Bize Harun b. Maruf, Harun b. Said el-Eylî, ve Velid b. Şuca es-Sekûnî, onlara İbn Vehb, ona Ebu Sahr, ona Şerik b. Abdullah b. Ebu Nemir, ona İbn Abbas’ın azatlısı Kureyb, ona da Abdullah b. Abbas şöyle rivayet etmiştir: İbn Abbas'ın Kudeyd ya da Usfan’da bir oğlu vefat etmişti. İbn Abbas “ey Kureyb, bir bak bakalım namazını kılmak üzere ne kadar cemaat toplandı” dedi. (Kureyb) der ki: Dışarı çıktım, insanların onun için toplanmış olduklarını gördüm. Ona haber verince, o “ne dersin, onlar kırk kişi var mı?” dedi. Ben “evet” dedim. İbn Abbas “o zaman (namazını kılmak üzere) onu çıkartın, çünkü ben Rasulullah’ı (sav) şöyle buyururken dinledim” dedi: "Müslüman bir adam ölür de, cenazesini Allah’a hiçbir şeyi ortak koşmayan kırk adam kılarsa, mutlaka Allah onları onun hakkında şefaatçi kılar." İbn Maruf’un rivayetinde, sened “Şerik b. Ebu Nemir, ona Kureyb, ona da İbn Abbas” şeklindedir.

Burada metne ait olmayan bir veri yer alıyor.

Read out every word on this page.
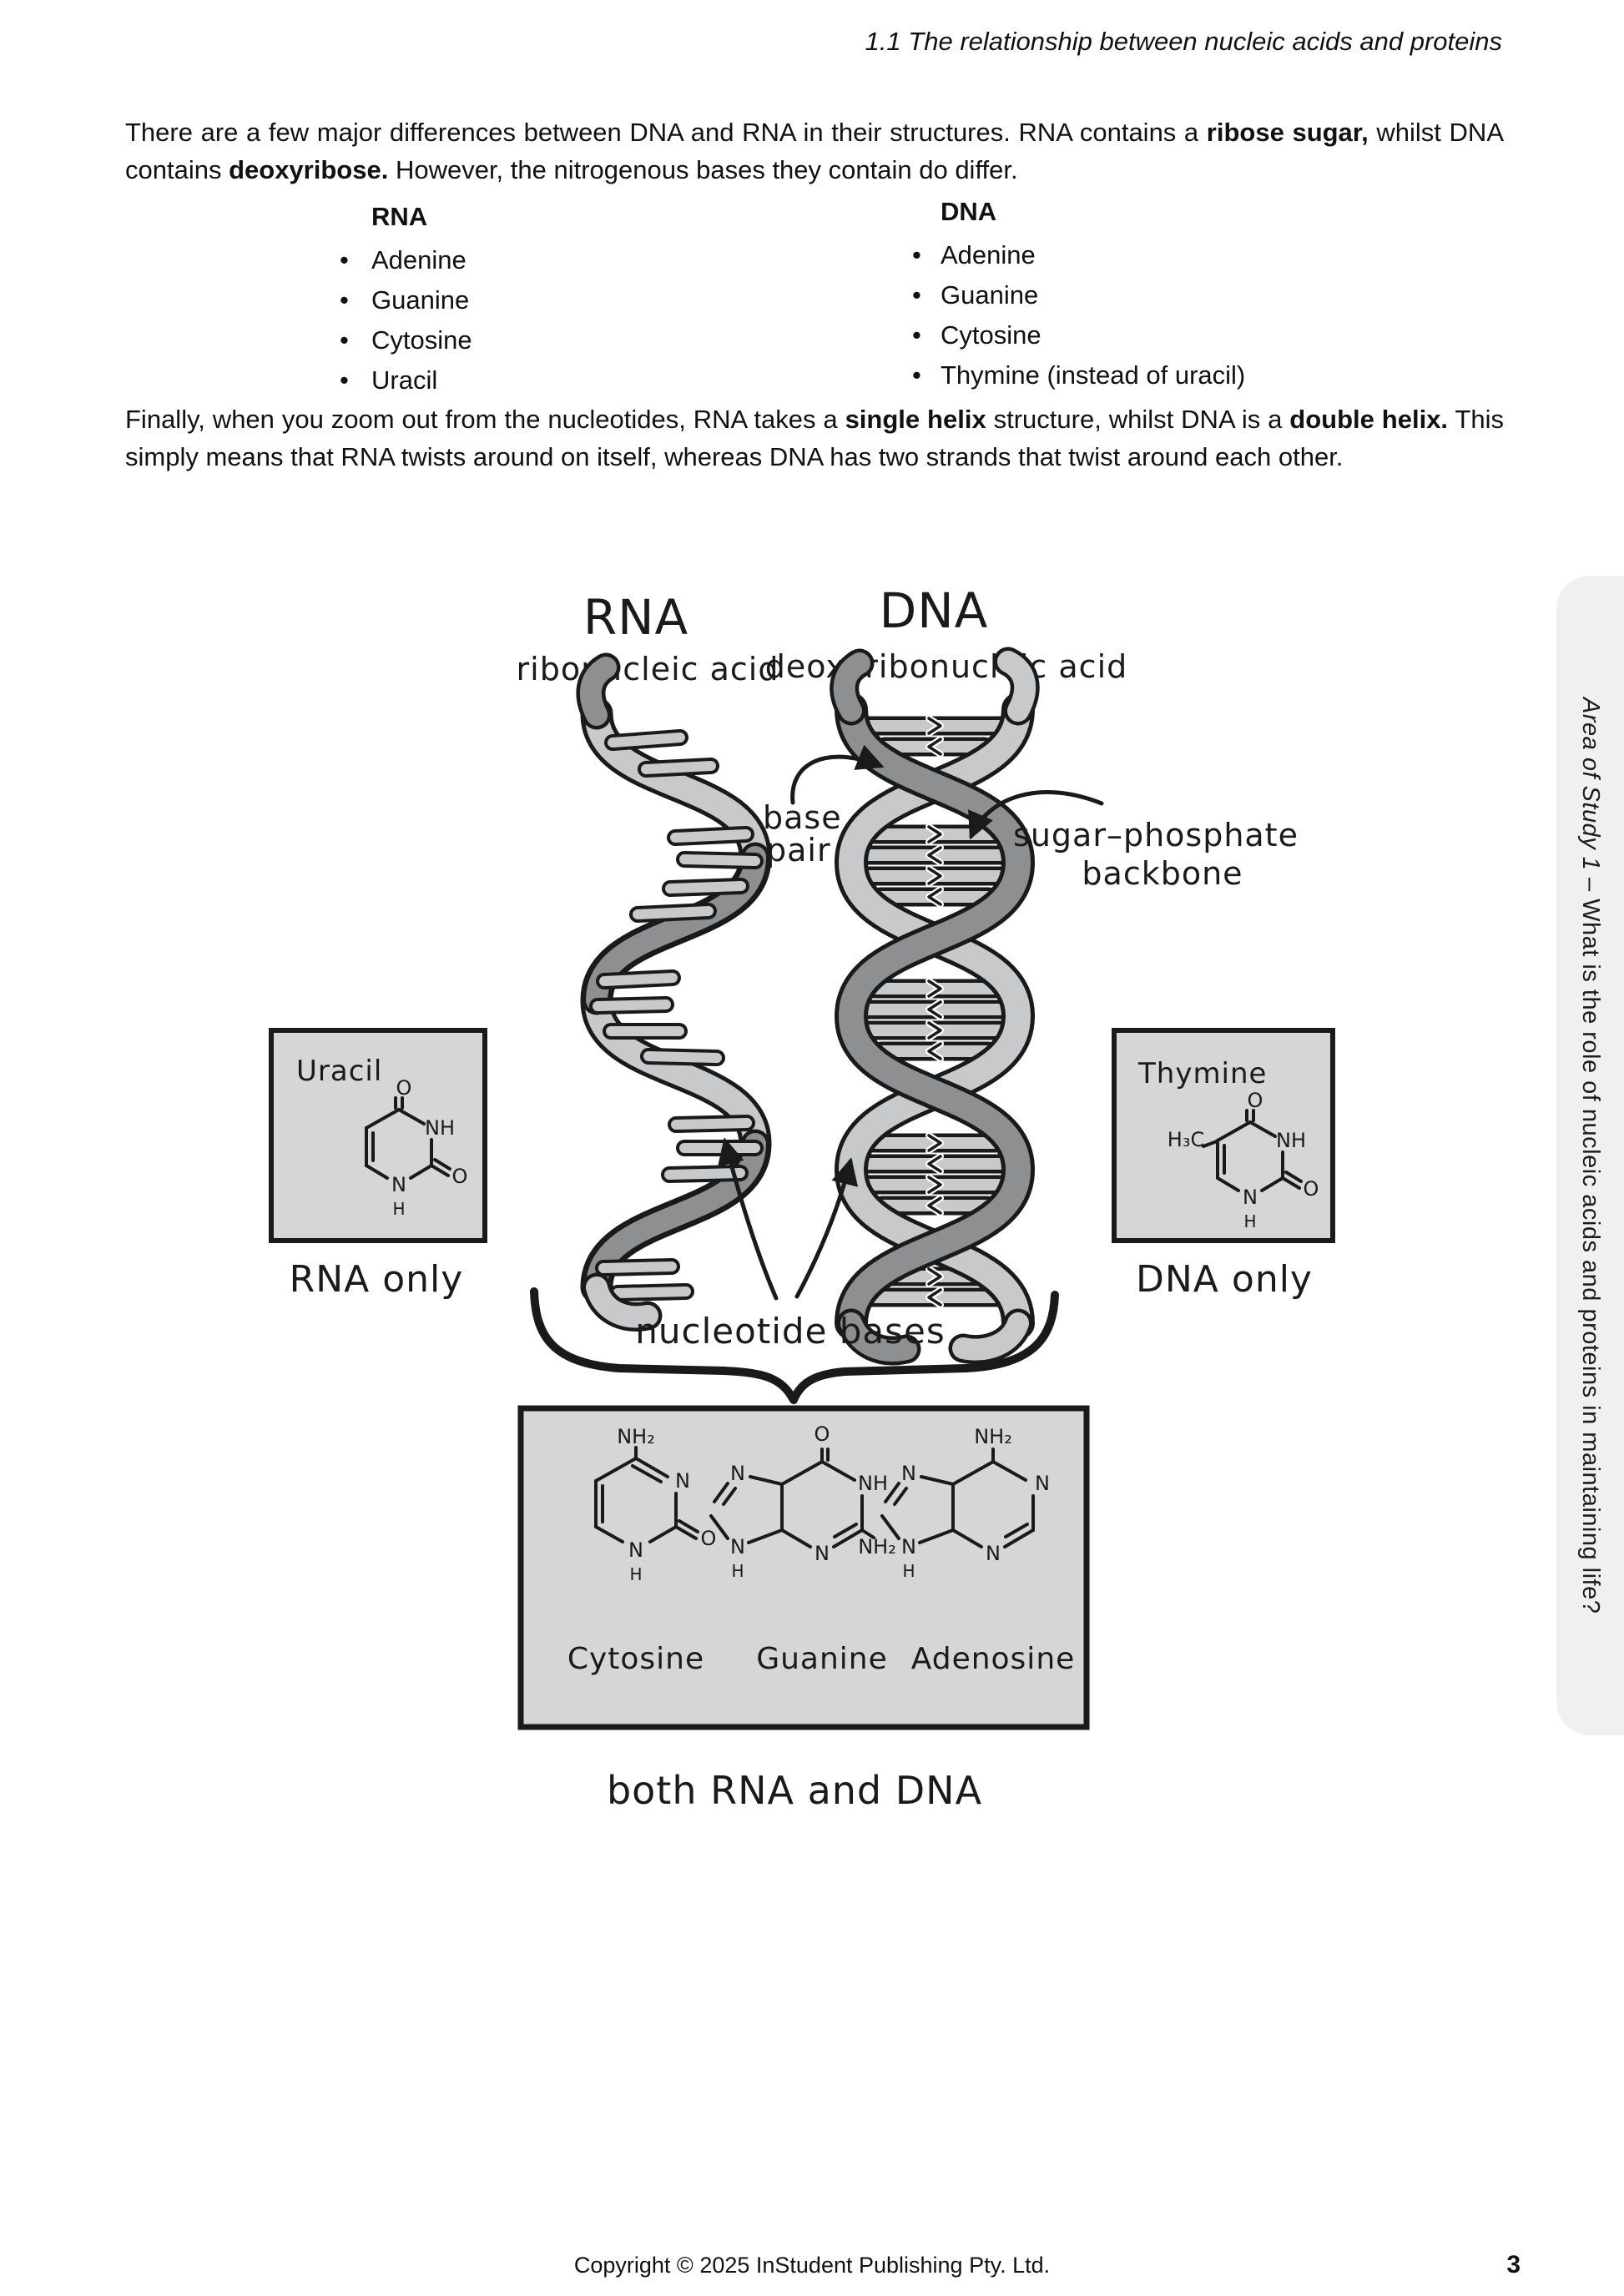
1.1 The relationship between nucleic acids and proteins

There are a few major differences between DNA and RNA in their structures. RNA contains a ribose sugar, whilst DNA contains deoxyribose. However, the nitrogenous bases they contain do differ.

RNA
• Adenine
• Guanine
• Cytosine
• Uracil
DNA
• Adenine
• Guanine
• Cytosine
• Thymine (instead of uracil)

Finally, when you zoom out from the nucleotides, RNA takes a single helix structure, whilst DNA is a double helix. This simply means that RNA twists around on itself, whereas DNA has two strands that twist around each other.

RNA
ribonucleic acid
DNA
deoxyribonucleic acid
base
pair	sugar–phosphate
backbone
nucleotide bases
Uracil O
NH
O
N
H
RNA only
Thymine
H₃C
DNA only
NH₂
N
O
N
H
O
NH
NH₂
N
N
N
H
NH₂
N
N
N
N
H
Cytosine Guanine Adenosine
both RNA and DNA
Area of Study 1 – What is the role of nucleic acids and proteins in maintaining life?
Copyright © 2025 InStudent Publishing Pty. Ltd.	3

Bize Abdullah b. Muhammed, ona (Süfyan) b. Uyeyne, ona Amr (b. Dinar), ona da Cabir b. Abdullah (r.anhüma) şöyle rivayet etmiştir: Abdullah b. Übey kabre konulduktan sonra Hz. Peygamber (sav), kabrinin başına geldi ve onun kabirden çıkarılmasını emretti. Bu emir üzerine, naaş kabirden çıkarılarak Hz. Peygamber'in iki dizinin üzerine konuldu. Hz. Peygamber, Abdullah b. Übey'in üzerine tükrüğüyle üfledi ve kendi gömleğini de ona giydirdi. (Hz. Peygamber'in bunu niçin yaptığını) en iyi Allah bilir.
Bize Süleyman b. Mansur el-Belhi, ona Ebü’l-Ahvas (T), Bize Hennad b. es-Serri, ona Ebü’l-Ahvas, ona Eş’as, ona Muaviye b. Süveyd, Bera b. Azib’in şöyle dediğini rivayet etti: "Hz. Peygamber bize yedi şeyi emredip yedi şeyi de yasakladı. Hastayı ziyaret etmeyi, aksırana (yerhamukellah diyerek) hayır duasında bulunmayı, ettiği yemini bozmamayı, mazluma yardım etmeyi, selamı yaymayı, davet edenin davetine icabet etmeyi, cenaze törenine katılıp namazını kılmayı emretti. Altın yüzük takmayı, gümüş kaplar kullanmayı, ipek eğer yastıklarını, ibrişimli kumaşları (kassi), parlak atlası (istebrak), ipekli elbise ve halis ipek (dibac) giymeyi yasak etti."